The issue is that the vacation choices are not static and
independent even though Utility Theory and Prospect Theory treat them as
if they were. In
a Social Neuroscience setting, nothing is independent.
Everything feeds back into itself contextually, temporally and
spatially. At each step in
time, the two spatial choices define each other: a 50% lottery of winning
a European tour sounds great, until we hear the alternative of a
guaranteed tour elsewhere. And
at each spatial choice, the future and past temporal results define the
choices. Any tour or chance
thereof sounds great, until we hear or imagine someone else getting a
better tour.
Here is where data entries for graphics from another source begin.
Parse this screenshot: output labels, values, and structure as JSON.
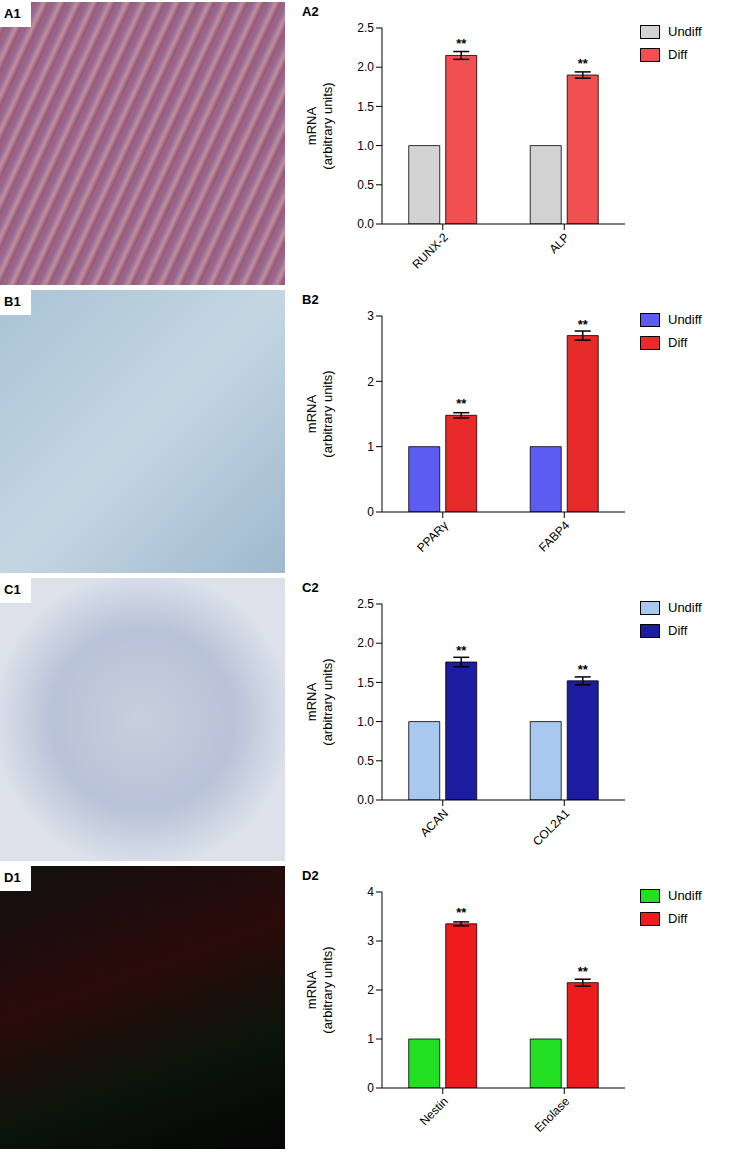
{
  "image_panels": [
    {
      "label": "A1"
    },
    {
      "label": "B1"
    },
    {
      "label": "C1"
    },
    {
      "label": "D1"
    }
  ],
  "chart_data": [
    {
      "type": "bar",
      "title": "A2",
      "ylabel": "mRNA\n(arbitrary units)",
      "categories": [
        "RUNX-2",
        "ALP"
      ],
      "series": [
        {
          "name": "Undiff",
          "color": "#d3d3d3",
          "values": [
            1,
            1
          ]
        },
        {
          "name": "Diff",
          "color": "#f25050",
          "values": [
            2.15,
            1.9
          ],
          "errors": [
            0.05,
            0.04
          ],
          "annotations": [
            "**",
            "**"
          ]
        }
      ],
      "ylim": [
        0,
        2.5
      ],
      "yticks": [
        {
          "value": 0,
          "label": "0.0"
        },
        0.5,
        {
          "value": 1,
          "label": "1.0"
        },
        1.5,
        {
          "value": 2,
          "label": "2.0"
        },
        2.5
      ],
      "legend": "upper right"
    },
    {
      "type": "bar",
      "title": "B2",
      "ylabel": "mRNA\n(arbitrary units)",
      "categories": [
        "PPARγ",
        "FABP4"
      ],
      "series": [
        {
          "name": "Undiff",
          "color": "#5c5cf2",
          "values": [
            1,
            1
          ]
        },
        {
          "name": "Diff",
          "color": "#e82a2a",
          "values": [
            1.48,
            2.7
          ],
          "errors": [
            0.04,
            0.07
          ],
          "annotations": [
            "**",
            "**"
          ]
        }
      ],
      "ylim": [
        0,
        3
      ],
      "yticks": [
        0,
        1,
        2,
        3
      ],
      "legend": "upper right"
    },
    {
      "type": "bar",
      "title": "C2",
      "ylabel": "mRNA\n(arbitrary units)",
      "categories": [
        "ACAN",
        "COL2A1"
      ],
      "series": [
        {
          "name": "Undiff",
          "color": "#a9c8f0",
          "values": [
            1,
            1
          ]
        },
        {
          "name": "Diff",
          "color": "#1c1ca0",
          "values": [
            1.76,
            1.52
          ],
          "errors": [
            0.06,
            0.05
          ],
          "annotations": [
            "**",
            "**"
          ]
        }
      ],
      "ylim": [
        0,
        2.5
      ],
      "yticks": [
        {
          "value": 0,
          "label": "0.0"
        },
        0.5,
        {
          "value": 1,
          "label": "1.0"
        },
        1.5,
        {
          "value": 2,
          "label": "2.0"
        },
        2.5
      ],
      "legend": "upper right"
    },
    {
      "type": "bar",
      "title": "D2",
      "ylabel": "mRNA\n(arbitrary units)",
      "categories": [
        "Nestin",
        "Enolase"
      ],
      "series": [
        {
          "name": "Undiff",
          "color": "#22e022",
          "values": [
            1,
            1
          ]
        },
        {
          "name": "Diff",
          "color": "#ee1c1c",
          "values": [
            3.35,
            2.15
          ],
          "errors": [
            0.04,
            0.07
          ],
          "annotations": [
            "**",
            "**"
          ]
        }
      ],
      "ylim": [
        0,
        4
      ],
      "yticks": [
        0,
        1,
        2,
        3,
        4
      ],
      "legend": "upper right"
    }
  ]
}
This contextual
feedback violates mathematical principles (Glimcher,
2003) and cannot be modeled
as such with economic mathematics. There,
individuals are i.i.d., AKA independent and identically distributed.
Each individual acts in isolation to maximize their benefits,
creating a population mean that maximizes its benefits.
But in Social Neuroscience, this feedback is a core essential.
If the ecosystem can be designed appropriately, the feedback will
factor itself out without leading to runaway additive feedback activity.
In this factored out case, the individuals still seek to maximize
their benefits and behave rationally under the 2-factor Utility Theory
framework. The only
difference is in what the individuals are attempting to maximize.
In
Social Neuroscience, when translated into numerical terms, the individuals
are not trying to get 100 dollars. They
are trying to get 100 followers. In
Social Neuroscience, the primary brain region activity of focus is not the
amygdala of fear. It is the
prefrontal cortex of anticipation and decision-making. In
Social Neuroscience, the translation of the vacation options might be
something like: First
vacation choice ·
(50%)(3
weeks) = unnecessary risk, looking stupid in comparison ·
(100%)(1
week) = keeping with the Jones Second
vacation choice ·
(5%)(3
weeks) = necessary risk, hero-like in comparison ·
(10%)(1
week) = keeping with the Jones The
differentiating concept is that both the Utility Theory and Prospect
Theory operate on maximizing the tour duration whereas the Social
Neuroscience operates on maximizing the relationships with all potential
observers and peers. It requires all individuals to anticipate what everyone else
would do and project forward to anticipate how their actions will be
perceived. Technically, under
this paradigm, people are rational and will rationally loosely follow
Utility Theory while still being consistent with empirical findings. The only difference is in defining what is the utility.